Speaking exclusively to Arab News on the sidelines of the 14th Islamic Summit Conference in Makkah, Qureshi said: “Pakistan believes that this region is in flux. We have some very serious issues in the region. Our message is that we have to join hands; we have to understand each other’s concerns and have a collective objective of peace and stability so that our region can develop like other parts of the world.
“The point is that it is a concerted effort,” he continued. “How are we going to achieve what we want to achieve if we do not sit and resolve our issues through diplomatic means? We should keep on joining hands, as that is the only way forward.”
With around 5 million Pakistanis working in the Gulf, the region is of special interest to Islamabad, Qureshi pointed out. “We have excellent relations with all Gulf countries, historically and traditionally,” he said. “The Gulf is economically very important for Pakistan. The bulk of our energy requirements are being fulfilled from the Gulf.
“So, for Pakistan, peace within the GCC states is always advocated. And the issues within the Gulf need to be resolved through dialogue. You can agree to disagree, but you can reconnect to resolve,” he added.
Asked to comment on Iran’s role in the escalating tension in the Gulf, Qureshi said that any country isolating itself from the rest of the Muslim world “because of pursuing a particular policy” was going to suffer negative consequences. However, he added, “Iran is part of the region. It is a country that you have to live with. We share a border with them, so we recognize the challenges. But we have to see how those tensions can be defused and resolved.”
Qureshi met with Iran’s foreign minister, Mohammad Javad Zarif, in Islamabad last Friday to discuss rising tensions between Iran and the US. “My message to him was: Restraint, calm, and resolution of issues through diplomatic channels,” he said. “Conflict will not pay. It will only aggravate the situation. People want to see peace and stability in the entire region and we all have to play a responsible role.”
It is important, he said, for the Muslim world to improve its international image. “We have to eliminate terrorist elements, and we have to reverse extremism,” he said. “Why is the world looking at us in a particular way? And how can we get rid of that image to make the world look at us positively?”
Forums such as the Islamic Summit Conference and Arab League meetings provide vital opportunities to answer such questions, he suggested. “These meeting are very important,” he said. “And they will provide ample opportunity for all of us to achieve our goals.”
One particular goal on which Pakistan is currently focused is a resolution to “the Kashmir issue.”

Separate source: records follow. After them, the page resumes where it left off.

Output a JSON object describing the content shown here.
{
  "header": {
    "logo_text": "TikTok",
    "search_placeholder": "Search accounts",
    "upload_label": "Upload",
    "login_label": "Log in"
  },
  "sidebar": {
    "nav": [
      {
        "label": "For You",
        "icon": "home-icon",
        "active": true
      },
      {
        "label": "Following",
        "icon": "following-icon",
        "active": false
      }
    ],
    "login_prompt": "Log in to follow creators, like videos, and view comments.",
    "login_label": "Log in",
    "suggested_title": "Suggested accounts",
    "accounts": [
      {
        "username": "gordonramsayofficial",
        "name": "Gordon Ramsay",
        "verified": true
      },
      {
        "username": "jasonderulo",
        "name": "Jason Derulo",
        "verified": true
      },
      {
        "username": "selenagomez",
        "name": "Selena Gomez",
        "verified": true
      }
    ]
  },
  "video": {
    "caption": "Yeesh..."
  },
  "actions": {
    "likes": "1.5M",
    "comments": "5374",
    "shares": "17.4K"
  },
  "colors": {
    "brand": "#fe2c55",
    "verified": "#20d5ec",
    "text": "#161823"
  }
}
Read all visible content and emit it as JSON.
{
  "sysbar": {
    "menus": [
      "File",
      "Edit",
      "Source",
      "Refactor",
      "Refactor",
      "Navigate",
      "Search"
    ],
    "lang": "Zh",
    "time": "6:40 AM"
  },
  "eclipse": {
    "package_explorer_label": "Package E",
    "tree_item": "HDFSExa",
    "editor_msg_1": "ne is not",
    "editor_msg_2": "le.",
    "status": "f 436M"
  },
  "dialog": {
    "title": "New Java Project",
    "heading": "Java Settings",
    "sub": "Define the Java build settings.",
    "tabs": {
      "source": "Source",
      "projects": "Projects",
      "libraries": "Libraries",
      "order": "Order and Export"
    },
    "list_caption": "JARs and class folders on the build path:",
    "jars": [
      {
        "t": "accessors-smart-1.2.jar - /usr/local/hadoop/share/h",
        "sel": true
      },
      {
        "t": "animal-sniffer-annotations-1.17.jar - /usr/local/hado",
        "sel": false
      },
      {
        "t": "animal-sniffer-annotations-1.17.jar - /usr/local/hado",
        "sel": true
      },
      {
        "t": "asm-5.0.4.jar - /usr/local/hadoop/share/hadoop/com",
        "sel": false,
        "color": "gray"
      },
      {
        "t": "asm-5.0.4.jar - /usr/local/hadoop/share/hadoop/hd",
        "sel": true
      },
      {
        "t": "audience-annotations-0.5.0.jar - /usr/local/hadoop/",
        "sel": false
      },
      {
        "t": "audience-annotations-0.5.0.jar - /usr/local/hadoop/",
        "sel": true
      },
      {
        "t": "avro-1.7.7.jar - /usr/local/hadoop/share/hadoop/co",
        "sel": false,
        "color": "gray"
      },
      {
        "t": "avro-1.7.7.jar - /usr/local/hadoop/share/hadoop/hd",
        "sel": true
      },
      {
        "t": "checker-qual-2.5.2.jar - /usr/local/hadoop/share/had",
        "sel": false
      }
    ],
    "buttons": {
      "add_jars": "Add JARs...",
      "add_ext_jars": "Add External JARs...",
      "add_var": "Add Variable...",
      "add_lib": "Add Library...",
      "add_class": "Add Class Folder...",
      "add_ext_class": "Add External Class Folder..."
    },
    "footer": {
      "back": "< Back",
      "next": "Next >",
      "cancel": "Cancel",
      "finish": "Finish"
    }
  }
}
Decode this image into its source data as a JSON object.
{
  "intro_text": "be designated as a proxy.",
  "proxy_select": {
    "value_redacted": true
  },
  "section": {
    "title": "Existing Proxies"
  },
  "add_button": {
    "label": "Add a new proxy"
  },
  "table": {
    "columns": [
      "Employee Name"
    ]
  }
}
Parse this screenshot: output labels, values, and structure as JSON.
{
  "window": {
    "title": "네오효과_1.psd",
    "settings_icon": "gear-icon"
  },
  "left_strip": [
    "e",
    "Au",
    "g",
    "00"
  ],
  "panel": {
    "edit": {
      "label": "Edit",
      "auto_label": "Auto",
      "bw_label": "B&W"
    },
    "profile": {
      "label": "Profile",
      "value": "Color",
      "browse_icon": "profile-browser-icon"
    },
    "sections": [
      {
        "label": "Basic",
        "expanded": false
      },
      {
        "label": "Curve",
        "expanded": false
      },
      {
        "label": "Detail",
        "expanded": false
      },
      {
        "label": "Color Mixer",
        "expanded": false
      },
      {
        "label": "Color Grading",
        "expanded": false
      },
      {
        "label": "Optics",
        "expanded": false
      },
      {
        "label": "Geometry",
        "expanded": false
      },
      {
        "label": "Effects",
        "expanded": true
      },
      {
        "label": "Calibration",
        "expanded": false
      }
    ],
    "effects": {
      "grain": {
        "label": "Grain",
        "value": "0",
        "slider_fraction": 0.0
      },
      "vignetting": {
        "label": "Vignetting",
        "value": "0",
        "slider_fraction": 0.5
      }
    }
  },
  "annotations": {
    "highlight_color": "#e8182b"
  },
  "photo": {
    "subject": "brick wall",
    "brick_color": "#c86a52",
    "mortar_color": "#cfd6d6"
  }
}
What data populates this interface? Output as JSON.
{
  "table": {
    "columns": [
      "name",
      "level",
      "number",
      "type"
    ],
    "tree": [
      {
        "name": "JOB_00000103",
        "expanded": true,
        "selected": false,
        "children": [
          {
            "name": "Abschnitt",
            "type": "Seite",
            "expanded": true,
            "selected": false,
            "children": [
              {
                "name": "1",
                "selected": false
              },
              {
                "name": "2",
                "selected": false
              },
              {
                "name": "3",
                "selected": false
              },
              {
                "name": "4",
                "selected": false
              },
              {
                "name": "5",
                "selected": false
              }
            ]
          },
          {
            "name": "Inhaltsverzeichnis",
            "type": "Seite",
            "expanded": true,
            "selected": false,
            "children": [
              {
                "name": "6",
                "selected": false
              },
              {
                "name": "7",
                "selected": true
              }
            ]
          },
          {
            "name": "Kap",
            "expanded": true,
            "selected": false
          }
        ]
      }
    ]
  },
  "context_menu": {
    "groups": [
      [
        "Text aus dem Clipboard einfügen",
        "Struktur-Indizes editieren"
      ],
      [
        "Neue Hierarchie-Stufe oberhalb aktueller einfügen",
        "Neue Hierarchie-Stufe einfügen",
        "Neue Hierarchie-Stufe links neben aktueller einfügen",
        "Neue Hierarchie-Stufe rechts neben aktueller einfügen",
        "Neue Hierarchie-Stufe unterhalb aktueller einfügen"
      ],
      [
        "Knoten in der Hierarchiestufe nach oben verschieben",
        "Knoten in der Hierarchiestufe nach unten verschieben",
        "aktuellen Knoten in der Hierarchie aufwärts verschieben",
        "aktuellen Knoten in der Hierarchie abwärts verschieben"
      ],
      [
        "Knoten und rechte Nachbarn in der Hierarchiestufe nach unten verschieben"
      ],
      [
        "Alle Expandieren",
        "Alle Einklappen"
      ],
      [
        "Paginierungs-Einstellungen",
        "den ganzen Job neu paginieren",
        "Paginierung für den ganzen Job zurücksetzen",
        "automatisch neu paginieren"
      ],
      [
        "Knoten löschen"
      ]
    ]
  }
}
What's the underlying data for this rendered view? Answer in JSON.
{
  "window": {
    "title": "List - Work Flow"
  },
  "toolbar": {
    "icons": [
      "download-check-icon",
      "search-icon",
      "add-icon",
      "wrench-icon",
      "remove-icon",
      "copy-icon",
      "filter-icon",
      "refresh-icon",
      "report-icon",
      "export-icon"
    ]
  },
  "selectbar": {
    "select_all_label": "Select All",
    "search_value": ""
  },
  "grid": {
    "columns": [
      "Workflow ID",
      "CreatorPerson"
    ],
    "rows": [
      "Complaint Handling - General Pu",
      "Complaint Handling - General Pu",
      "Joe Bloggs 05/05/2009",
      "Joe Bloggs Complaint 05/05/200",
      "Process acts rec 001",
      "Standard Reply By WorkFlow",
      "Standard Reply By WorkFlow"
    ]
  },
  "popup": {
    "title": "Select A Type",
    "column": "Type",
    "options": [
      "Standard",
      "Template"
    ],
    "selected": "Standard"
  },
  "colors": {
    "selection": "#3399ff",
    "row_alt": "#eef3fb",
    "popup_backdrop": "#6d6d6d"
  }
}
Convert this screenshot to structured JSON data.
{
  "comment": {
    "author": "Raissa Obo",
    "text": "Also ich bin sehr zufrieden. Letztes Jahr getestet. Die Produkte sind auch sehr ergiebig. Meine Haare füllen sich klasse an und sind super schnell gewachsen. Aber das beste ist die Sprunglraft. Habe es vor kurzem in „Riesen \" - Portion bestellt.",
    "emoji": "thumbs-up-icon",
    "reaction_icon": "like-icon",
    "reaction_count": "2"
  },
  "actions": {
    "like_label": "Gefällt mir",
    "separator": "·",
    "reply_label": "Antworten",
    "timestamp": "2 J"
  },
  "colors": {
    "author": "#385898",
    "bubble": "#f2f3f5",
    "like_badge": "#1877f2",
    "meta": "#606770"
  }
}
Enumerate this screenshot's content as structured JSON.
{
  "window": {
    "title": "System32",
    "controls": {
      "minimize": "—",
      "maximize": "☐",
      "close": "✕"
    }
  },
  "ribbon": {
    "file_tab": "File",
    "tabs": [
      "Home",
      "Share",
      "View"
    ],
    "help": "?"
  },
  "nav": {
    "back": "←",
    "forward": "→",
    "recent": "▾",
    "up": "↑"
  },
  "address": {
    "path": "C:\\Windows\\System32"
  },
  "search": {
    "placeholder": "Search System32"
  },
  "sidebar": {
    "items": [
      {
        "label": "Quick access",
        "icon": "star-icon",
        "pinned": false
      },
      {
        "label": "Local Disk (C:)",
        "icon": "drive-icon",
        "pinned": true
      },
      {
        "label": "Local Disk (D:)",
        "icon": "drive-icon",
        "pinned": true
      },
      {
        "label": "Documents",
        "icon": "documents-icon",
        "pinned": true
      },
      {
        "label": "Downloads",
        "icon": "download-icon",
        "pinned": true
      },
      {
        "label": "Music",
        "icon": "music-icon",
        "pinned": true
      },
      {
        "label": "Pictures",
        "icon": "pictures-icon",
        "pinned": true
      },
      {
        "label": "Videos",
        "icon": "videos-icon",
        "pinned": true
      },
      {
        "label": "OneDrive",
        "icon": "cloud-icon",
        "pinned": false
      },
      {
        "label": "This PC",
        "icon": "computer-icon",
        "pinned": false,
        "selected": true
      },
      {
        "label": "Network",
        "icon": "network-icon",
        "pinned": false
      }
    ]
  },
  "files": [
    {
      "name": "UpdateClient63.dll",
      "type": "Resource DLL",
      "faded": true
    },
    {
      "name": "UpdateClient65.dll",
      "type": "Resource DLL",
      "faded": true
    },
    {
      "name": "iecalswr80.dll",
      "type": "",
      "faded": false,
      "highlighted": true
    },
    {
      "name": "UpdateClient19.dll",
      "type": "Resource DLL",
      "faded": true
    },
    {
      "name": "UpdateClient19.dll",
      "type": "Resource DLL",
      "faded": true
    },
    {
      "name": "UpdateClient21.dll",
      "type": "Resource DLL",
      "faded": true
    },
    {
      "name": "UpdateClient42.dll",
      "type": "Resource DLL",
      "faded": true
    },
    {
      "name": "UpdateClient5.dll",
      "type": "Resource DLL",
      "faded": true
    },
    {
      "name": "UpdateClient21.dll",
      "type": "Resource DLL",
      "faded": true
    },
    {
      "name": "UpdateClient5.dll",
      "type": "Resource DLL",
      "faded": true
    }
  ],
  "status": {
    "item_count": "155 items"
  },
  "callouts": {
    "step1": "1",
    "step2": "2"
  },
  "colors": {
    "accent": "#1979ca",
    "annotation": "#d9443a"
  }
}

“The situation (on the Indian side of Kashmir) has changed dramatically,” Qureshi said. “Today the world recognizes that Kashmiris — Kashmiris who were engaging with the union in India — are now distant from the center because the reality on the ground has changed.” A number of reports, from the UN, the UK and the EU, he said, “are all pointing in one direction.”
“People are being alienated, excessive use of force has taken place, human rights are being violated and people are being killed and maimed,” he explained. “Pellet guns are being used and horrific stories of killings and gang rapes have surfaced. The situation is explosive, and unless it is addressed, it could lead to new tensions within South Asia between two neighbors, and no one wants that; particularly the Gulf countries because any deterioration will affect the Gulf as well.
“We want to live in peace with India, but the issue of Kashmir has to be addressed,” he continued. “It cannot be ignored or overlooked.”